Topo-pathological re-wiring in brain structural connectomes of de novo Parkinson’s Disease patients

Published 2017-10-06

Keywords

  • Parkinson,
  • tractography

How to Cite

Bramanti, P., Cacciola, A., Cannistraci, C. V., Ciucci, S., Durán, C., Calamuneri, A., Rizzo, G., Di Mauro, D., & Anastasi, G. (2017). Topo-pathological re-wiring in brain structural connectomes of de novo Parkinson’s Disease patients.

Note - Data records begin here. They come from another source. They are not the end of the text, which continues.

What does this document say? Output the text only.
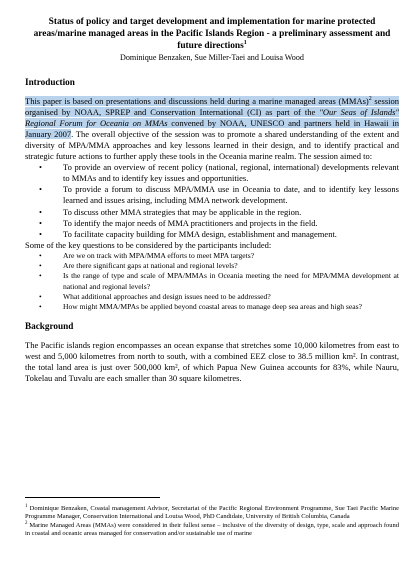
Status of policy and target development and implementation for marine protected areas/marine managed areas in the Pacific Islands Region - a preliminary assessment and future directions$^1$

Dominique Benzaken, Sue Miller-Taei and Louisa Wood

Introduction

This paper is based on presentations and discussions held during a marine managed areas (MMAs)$^2$ session organised by NOAA, SPREP and Conservation International (CI) as part of the "Our Seas of Islands" Regional Forum for Oceania on MMAs convened by NOAA, UNESCO and partners held in Hawaii in January 2007. The overall objective of the session was to promote a shared understanding of the extent and diversity of MPA/MMA approaches and key lessons learned in their design, and to identify practical and strategic future actions to further apply these tools in the Oceania marine realm. The session aimed to:

• To provide an overview of recent policy (national, regional, international) developments relevant to MMAs and to identify key issues and opportunities.
• To provide a forum to discuss MPA/MMA use in Oceania to date, and to identify key lessons learned and issues arising, including MMA network development.
• To discuss other MMA strategies that may be applicable in the region.
• To identify the major needs of MMA practitioners and projects in the field.
• To facilitate capacity building for MMA design, establishment and management.

Some of the key questions to be considered by the participants included:

• Are we on track with MPA/MMA efforts to meet MPA targets?
• Are there significant gaps at national and regional levels?
• Is the range of type and scale of MPA/MMAs in Oceania meeting the need for MPA/MMA development at national and regional levels?
• What additional approaches and design issues need to be addressed?
• How might MMA/MPAs be applied beyond coastal areas to manage deep sea areas and high seas?
Background

The Pacific islands region encompasses an ocean expanse that stretches some 10,000 kilometres from east to west and 5,000 kilometres from north to south, with a combined EEZ close to 38.5 million km². In contrast, the total land area is just over 500,000 km², of which Papua New Guinea accounts for 83%, while Nauru, Tokelau and Tuvalu are each smaller than 30 square kilometres.

$^1$ Dominique Benzaken, Coastal management Advisor, Secretariat of the Pacific Regional Environment Programme, Sue Taei Pacific Marine Programme Manager, Conservation International and Louisa Wood, PhD Candidate, University of British Columbia, Canada

$^2$ Marine Managed Areas (MMAs) were considered in their fullest sense – inclusive of the diversity of design, type, scale and approach found in coastal and oceanic areas managed for conservation and/or sustainable use of marine
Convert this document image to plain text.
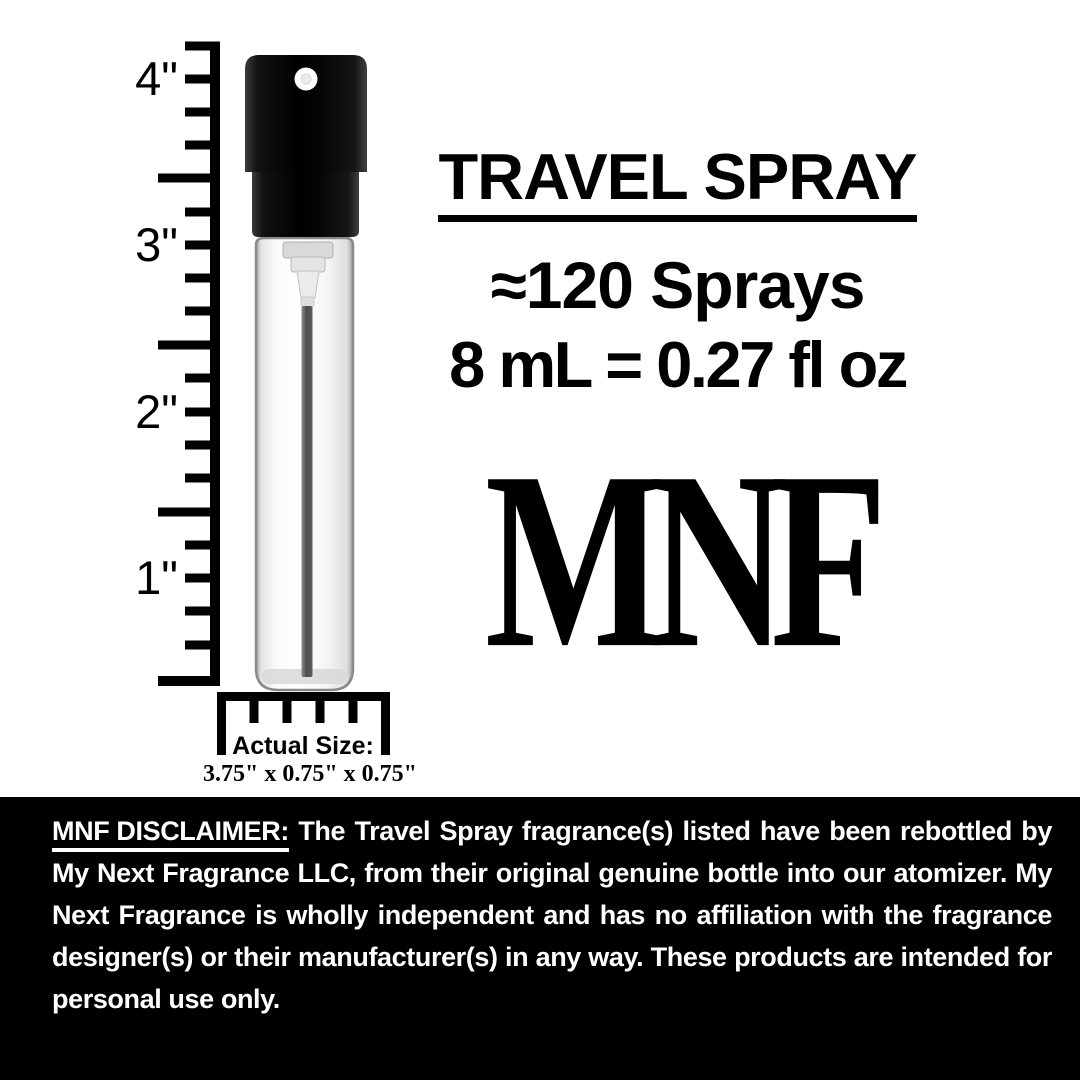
4"
3"
2"
1"
TRAVEL SPRAY
≈120 Sprays
8 mL = 0.27 fl oz
MNF
Actual Size:
3.75" x 0.75" x 0.75"

MNF DISCLAIMER: The Travel Spray fragrance(s) listed have been rebottled by My Next Fragrance LLC, from their original genuine bottle into our atomizer. My Next Fragrance is wholly independent and has no affiliation with the fragrance designer(s) or their manufacturer(s) in any way. These products are intended for personal use only.
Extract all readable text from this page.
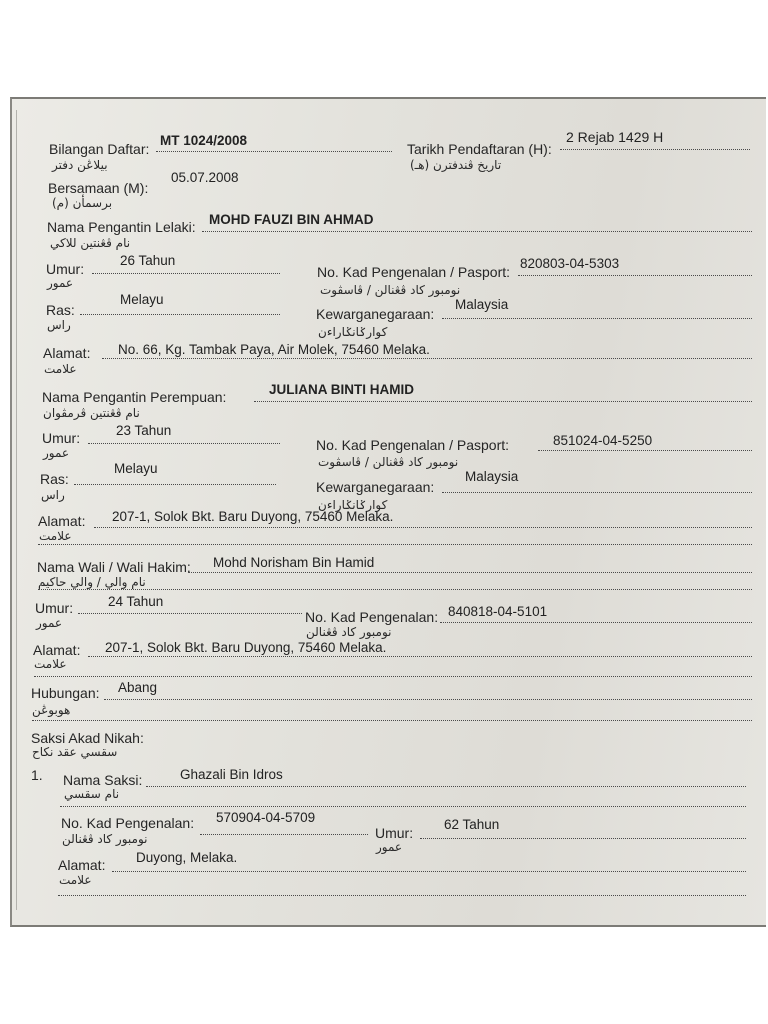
Bilangan Daftar:
بيلاڠن دفتر
MT 1024/2008
Tarikh Pendaftaran (H):
تاريخ ڤندفترن (هـ)
2 Rejab 1429 H
05.07.2008
Bersamaan (M):
برسمأن (م)
MOHD FAUZI BIN AHMAD
Nama Pengantin Lelaki:
نام ڤڠنتين للاكي
26 Tahun
Umur:
عمور
820803-04-5303
No. Kad Pengenalan / Pasport:
نومبور كاد ڤڠنالن / ڤاسڤوت
Melayu
Ras:
راس
Malaysia
Kewarganegaraan:
كوارݢانݢاراءن
No. 66, Kg. Tambak Paya, Air Molek, 75460 Melaka.
Alamat:
علامت
JULIANA BINTI HAMID
Nama Pengantin Perempuan:
نام ڤڠنتين ڤرمڤوان
23 Tahun
Umur:
عمور
851024-04-5250
No. Kad Pengenalan / Pasport:
نومبور كاد ڤڠنالن / ڤاسڤوت
Melayu
Ras:
راس
Malaysia
Kewarganegaraan:
كوارݢانݢاراءن
207-1, Solok Bkt. Baru Duyong, 75460 Melaka.
Alamat:
علامت
Mohd Norisham Bin Hamid
Nama Wali / Wali Hakim:
نام والي / والي حاكيم
24 Tahun
Umur:
عمور
840818-04-5101
No. Kad Pengenalan:
نومبور كاد ڤڠنالن
207-1, Solok Bkt. Baru Duyong, 75460 Melaka.
Alamat:
علامت
Abang
Hubungan:
هوبوڠن
Saksi Akad Nikah:
سقسي عقد نكاح
1.	Ghazali Bin Idros
Nama Saksi:
نام سقسي
570904-04-5709
No. Kad Pengenalan:
نومبور كاد ڤڠنالن
62 Tahun
Umur:
عمور
Duyong, Melaka.
Alamat:
علامت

Italian Journal of Anatomy and Embryology, 121(1), 15. Retrieved from https://oajournals.fupress.net/index.php/ijae/article/view/2153

Abstract

Although several studies in the last decades have challenged our understanding of Parkinson’s Disease (PD) pathophysiology, an important gap at a network and system level still remains to be filled in order to understand the fundamental changes in high-order motor and non-motor circuits underlying PD symptoms. The wide spectrum of both motor and non-motor symptoms suggests that Parkinson’s Disease may reflect extended alterations of the global brain network, thus justifying the onset of this heterogeneous symptomatology. Such hypothesis would be suitable with the idea of an “associationist” brain, which goes beyond the classic cortical “localizationist” theory. According to the former, the brain might consist of several, segregated and parallel distributed networks around critical and participating cortical epicenters. To the best of our knowledge, only few studies attempted to improve our understanding on structural MRI networks in PD. With the aim of detecting altered topological rewiring of brain networks in early stage de novo PD patients, we reconstructed tractography-based brain structural connectomes [1] in a pilot population of 10 PD patients and 13 controls. Topological features of structural connectomes were computed and compared between the healthy controls group and the group with PD at different level of cut-off. Significant group differences were showed at certain cut-off in the structural connectivity from the measurement of the Local Community Paradigm-correlation (LCPcorr), Characteristic Path Length, Betweenness Centrality and Edge Betweenness Centrality. Increased value of LCPcorr in the pathological group reflects a topological (and not spatial) network local community re-organization of structural interactions between common neighbors nodes [2]. As a result, the PD group has an increased correlation between the number of common neighbors and the number of their internal-interactions across all the structural local communities in the networks. On the other hand, decreased values in Characteristic Path Length, Betweenness Centrality and Edge Betweenness Centrality suggest also a global topological network re-wiring. Taken together these findings strongly indicate altered topological rewiring in de novo PD brain connectome and could shed new light on the pathophysiology of the disease and in the definition of network-based markers for a more quantitative and precise diagnosis.